Representantes de las comunidades del Caribe Norte de Nicaragua y de la Comisión Permanente de Derechos Humanos (CPDH), insistieron ayer que el Poder Ejecutivo actuó con negligencia, previo al paso del huracán Félix, en septiembre pasado.
La denuncia se extiende a la falta de distribución de alimentos a las personas afectadas.
Marcos Carmona, secretario ejecutivo de la CPDH, añadió que la lista no oficial de personas fallecidas a causa de Félix supera las trescientas, muy por encima del reporte oficial del Estado.
La nota número 60 del Ejército de Nicaragua, emitida el 20 de septiembre pasado, da cuenta de 102 personas muertas y 73 desaparecidas.
Las cifras de la CPDH van más allá y las del Consejo de Ancianos de la Región Autónoma Atlántico Norte (RAAN) hablan aproximadamente de seiscientos fallecidos.
“Hay un informe conclusivo sobre la negligencia que tuvo el Gobierno sobre la evacuación de los ciudadanos miskitos. En este informe vemos que hay más de trescientos muertos comprobados sólo en Cayos Miskitos, pero según el Consejo de Ancianos, se maneja que hay más de seiscientos muertos, y vamos a hacer un censo y demostrarle al Gobierno que no son doscientos muertos, como ellos dicen”, sostuvo Carmona.
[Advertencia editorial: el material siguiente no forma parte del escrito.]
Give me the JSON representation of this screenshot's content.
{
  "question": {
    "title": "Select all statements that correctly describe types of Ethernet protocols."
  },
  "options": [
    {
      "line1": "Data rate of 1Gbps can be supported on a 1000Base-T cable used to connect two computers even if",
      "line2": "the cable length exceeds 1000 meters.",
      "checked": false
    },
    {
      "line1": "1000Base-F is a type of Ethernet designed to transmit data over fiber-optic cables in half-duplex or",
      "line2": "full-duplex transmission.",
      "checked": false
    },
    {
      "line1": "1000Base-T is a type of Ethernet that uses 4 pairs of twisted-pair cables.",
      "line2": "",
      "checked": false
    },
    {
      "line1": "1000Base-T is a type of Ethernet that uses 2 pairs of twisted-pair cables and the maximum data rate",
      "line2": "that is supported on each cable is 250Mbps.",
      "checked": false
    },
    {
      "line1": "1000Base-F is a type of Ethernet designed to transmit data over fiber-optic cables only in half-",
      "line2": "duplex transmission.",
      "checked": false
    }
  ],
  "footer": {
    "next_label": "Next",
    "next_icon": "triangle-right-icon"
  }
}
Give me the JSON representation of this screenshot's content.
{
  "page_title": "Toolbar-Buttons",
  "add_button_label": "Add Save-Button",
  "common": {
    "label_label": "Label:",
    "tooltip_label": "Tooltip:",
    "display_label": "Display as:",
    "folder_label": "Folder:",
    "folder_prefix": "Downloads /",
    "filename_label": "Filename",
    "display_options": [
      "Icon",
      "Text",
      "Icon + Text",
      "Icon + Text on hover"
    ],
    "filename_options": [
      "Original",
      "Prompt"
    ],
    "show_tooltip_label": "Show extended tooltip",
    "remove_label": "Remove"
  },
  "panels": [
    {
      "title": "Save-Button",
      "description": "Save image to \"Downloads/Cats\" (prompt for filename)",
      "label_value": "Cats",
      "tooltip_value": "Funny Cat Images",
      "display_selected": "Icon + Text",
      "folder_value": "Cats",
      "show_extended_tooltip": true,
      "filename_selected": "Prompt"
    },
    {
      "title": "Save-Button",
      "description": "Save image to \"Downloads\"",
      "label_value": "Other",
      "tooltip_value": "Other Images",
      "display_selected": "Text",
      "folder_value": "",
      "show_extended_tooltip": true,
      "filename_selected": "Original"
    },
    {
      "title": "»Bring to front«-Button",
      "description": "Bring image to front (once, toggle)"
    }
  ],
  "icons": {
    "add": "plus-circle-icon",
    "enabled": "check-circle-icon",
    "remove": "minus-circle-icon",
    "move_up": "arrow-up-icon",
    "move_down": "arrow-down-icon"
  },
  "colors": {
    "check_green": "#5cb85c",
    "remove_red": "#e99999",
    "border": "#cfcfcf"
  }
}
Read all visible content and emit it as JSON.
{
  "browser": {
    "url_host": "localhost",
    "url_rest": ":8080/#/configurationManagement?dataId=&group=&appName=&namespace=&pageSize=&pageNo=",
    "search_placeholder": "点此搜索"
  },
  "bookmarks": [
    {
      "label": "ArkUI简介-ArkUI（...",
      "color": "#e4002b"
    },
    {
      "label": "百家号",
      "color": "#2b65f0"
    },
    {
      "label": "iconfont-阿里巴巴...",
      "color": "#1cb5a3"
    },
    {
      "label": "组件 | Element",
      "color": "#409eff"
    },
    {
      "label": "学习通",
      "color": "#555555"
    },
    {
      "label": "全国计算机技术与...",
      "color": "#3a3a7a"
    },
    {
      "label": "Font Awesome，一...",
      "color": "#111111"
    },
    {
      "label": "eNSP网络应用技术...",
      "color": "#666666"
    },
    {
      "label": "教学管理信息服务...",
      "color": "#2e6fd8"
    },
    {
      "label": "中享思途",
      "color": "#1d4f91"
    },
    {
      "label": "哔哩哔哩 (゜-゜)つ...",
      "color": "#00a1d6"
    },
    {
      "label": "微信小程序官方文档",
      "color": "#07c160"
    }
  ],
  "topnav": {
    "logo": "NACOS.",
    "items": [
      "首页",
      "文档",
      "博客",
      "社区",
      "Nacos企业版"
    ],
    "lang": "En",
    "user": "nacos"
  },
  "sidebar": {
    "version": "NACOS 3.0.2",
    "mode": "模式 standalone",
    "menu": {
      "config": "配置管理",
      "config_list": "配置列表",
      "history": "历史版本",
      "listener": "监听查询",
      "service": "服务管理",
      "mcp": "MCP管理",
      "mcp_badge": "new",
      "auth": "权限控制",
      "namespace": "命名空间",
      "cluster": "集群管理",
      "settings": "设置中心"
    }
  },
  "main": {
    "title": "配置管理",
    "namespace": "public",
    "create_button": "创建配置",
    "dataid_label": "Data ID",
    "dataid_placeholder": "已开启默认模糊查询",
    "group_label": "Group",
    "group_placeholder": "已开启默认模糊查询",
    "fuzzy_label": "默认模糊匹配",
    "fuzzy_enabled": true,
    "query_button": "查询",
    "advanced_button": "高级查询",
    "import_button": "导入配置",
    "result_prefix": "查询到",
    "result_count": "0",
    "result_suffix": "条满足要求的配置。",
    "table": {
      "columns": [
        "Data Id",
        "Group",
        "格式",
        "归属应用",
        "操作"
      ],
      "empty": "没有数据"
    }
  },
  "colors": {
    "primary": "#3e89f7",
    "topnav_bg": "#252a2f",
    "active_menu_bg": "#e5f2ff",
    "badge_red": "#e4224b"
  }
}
Los representantes de la RAAN y de la CPDH visitaron ayer a la Comisión de la Paz, Defensa, Gobernación y Derechos Humanos de la Asamblea Nacional, para entregar el informe.
La CPDH pidió a las autoridades la creación de una comisión especial que investigaría lo sucedido durante el paso del huracán Félix, para determinar las responsabilidades civiles y penales de los gobiernos central, regional y local.
NO HAY COMIDA
En tanto, Vernicia Sanders Escobar, representante indígena ante el Consejo Latinoamericano de Iglesias, denunció a las autoridades de retener en bodegas los alimentos para los afectados por el huracán Félix.
“La comida está allí, las bodegas están repletas pero no hay orden para su distribución, ¿será que están esperando un estallido social para tomar decisiones drásticas?”, inquirió Sanders.
Félix golpeó con categoría cinco a la RAAN en la primera semana de septiembre pasado y causó graves daños humanos y materiales.
El partido Yatama ha solicitado suspender los comicios municipales en esa zona en el 2008.